21 All those who heard him were astonished and asked, “Isn’t he the man who raised havoc in Jerusalem among those who call on this name? And hasn’t he come here to take them as prisoners to the chief priests?” (Acts 9:21)

27 But Barnabas took him and brought him to the apostles. He told them how Saul on his journey had seen the Lord and that the Lord had spoken to him, and how in Damascus he had preached fearlessly in the name of Jesus. (Acts 9:27)

Paul had been defined by what he had done, by who he had been.  The story being told was the story of his darkest moments and the story of his failures.  People looked at him through the lens of brokenness and dysfunction.  Barnabas told a different story.  He changed the narrative.  He told the story of Paul’s encounter with Jesus, of the transformation that had begun in his life.  He told the story of hope, and of a journey toward a better future.  This is unspeakably powerful.  When someone chooses to believe in you like this, it can change everything.  He is a hero that we should get to know.  I want to imagine like Barnabas.  I want to dream of a better world.  I want to believe in people.  I want to believe that with Jesus in the story, the narrative can change.

The bottom line is this: God wants to imagine and create a better a future through you.  There is hope for your tribe, for your neighborhood, and for your city because you are in it.  You are the agents of God’s plan.  This happens when you become yourself and then you unleash the creative force inside you.  Live into the story of the Imago Dei.  You are a work of art in the hands of God, and he wants to unleash you as an artist at work.  I am talking about your life being an expression of the beauty of God’s Image.  Nothing is more powerful to change and to restore and to create than a person doing exactly what they were born to do.  It is like seeing an artist at work.  It isn’t what talents, gifts, and strengths are given to an individual, but what that individual does with whatever material they have been given.  That is what makes someone an artist.  What can you create with the material God has given you? God’s vision to transform the world comes through you.  You can be a chef. You can be a designer. You can be dancer. You can be a hydratic geologist. What you do is nearly as important as who you are. You are an expression of God’s design. You and your community of faith are to image God into this world. Create the future that you see through the eyes of God. Bring the possibility and the potential that God’s Spirit breathes into you from imagination and into reality.  Image the unseen.  Think about how the world would be different if each of us left every person we ever met better than we found them.  Go and enjoy life.  Go and do something you love, because people who enjoy life make life more enjoyable for others.  Being creative means bringing meaning into every moment.  It means living fully alive.  Grow in curiosity, imagination, creativity, and courage.

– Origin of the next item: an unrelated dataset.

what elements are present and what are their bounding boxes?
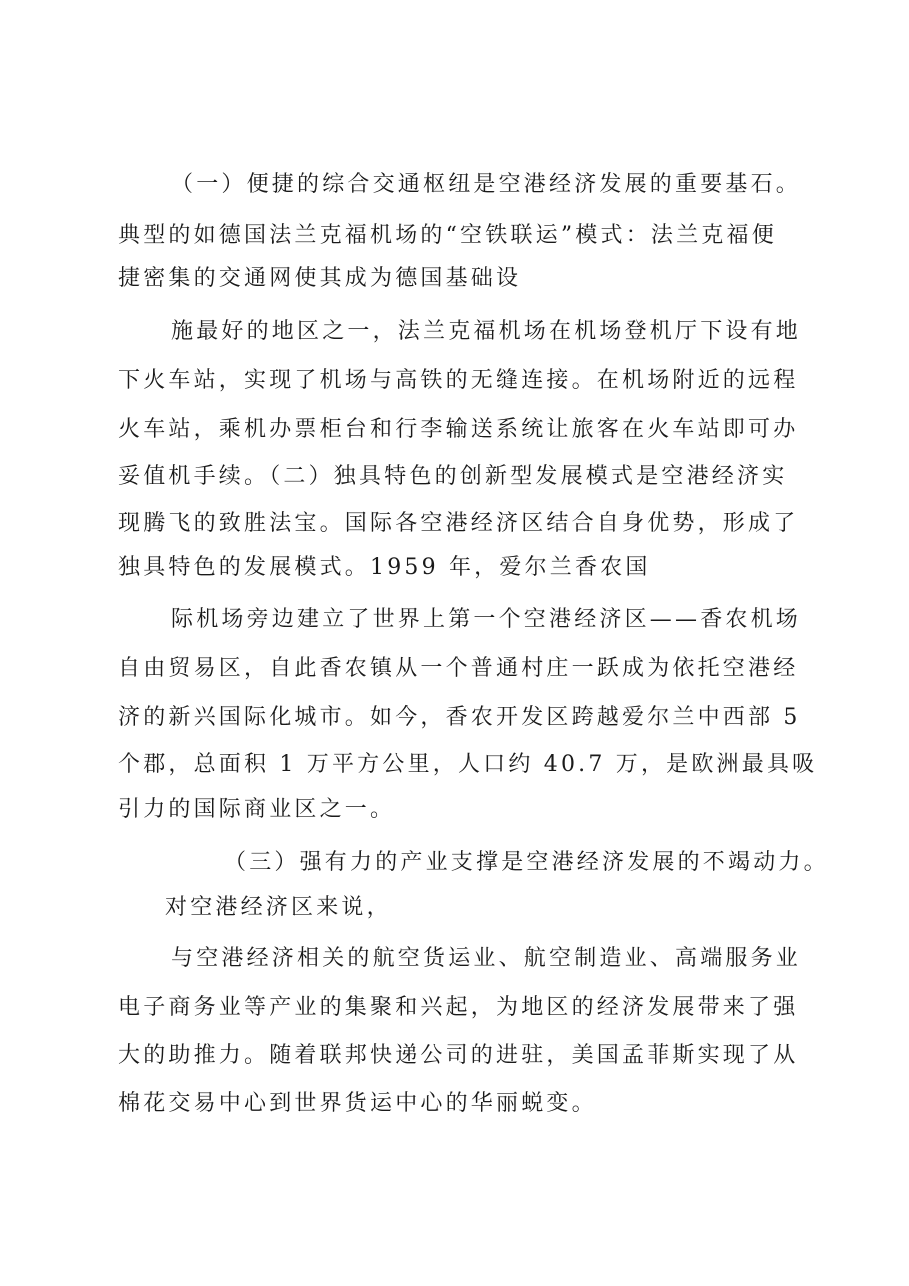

Someone once described the Imago Dei in terms of function like an angled mirror. We are to reflect the glory of God, the will of God, the beauty of God out into the world.  We bear the Image of God, so we are the Mission of God.  You are blessed to be a blessing.  You are a work of art, and an artist at work.  We are entrusted with both promise and purpose, all for the glory of the Beautiful One.  We are called to become someone beautiful, build something beautiful, for the glory of the beautiful one.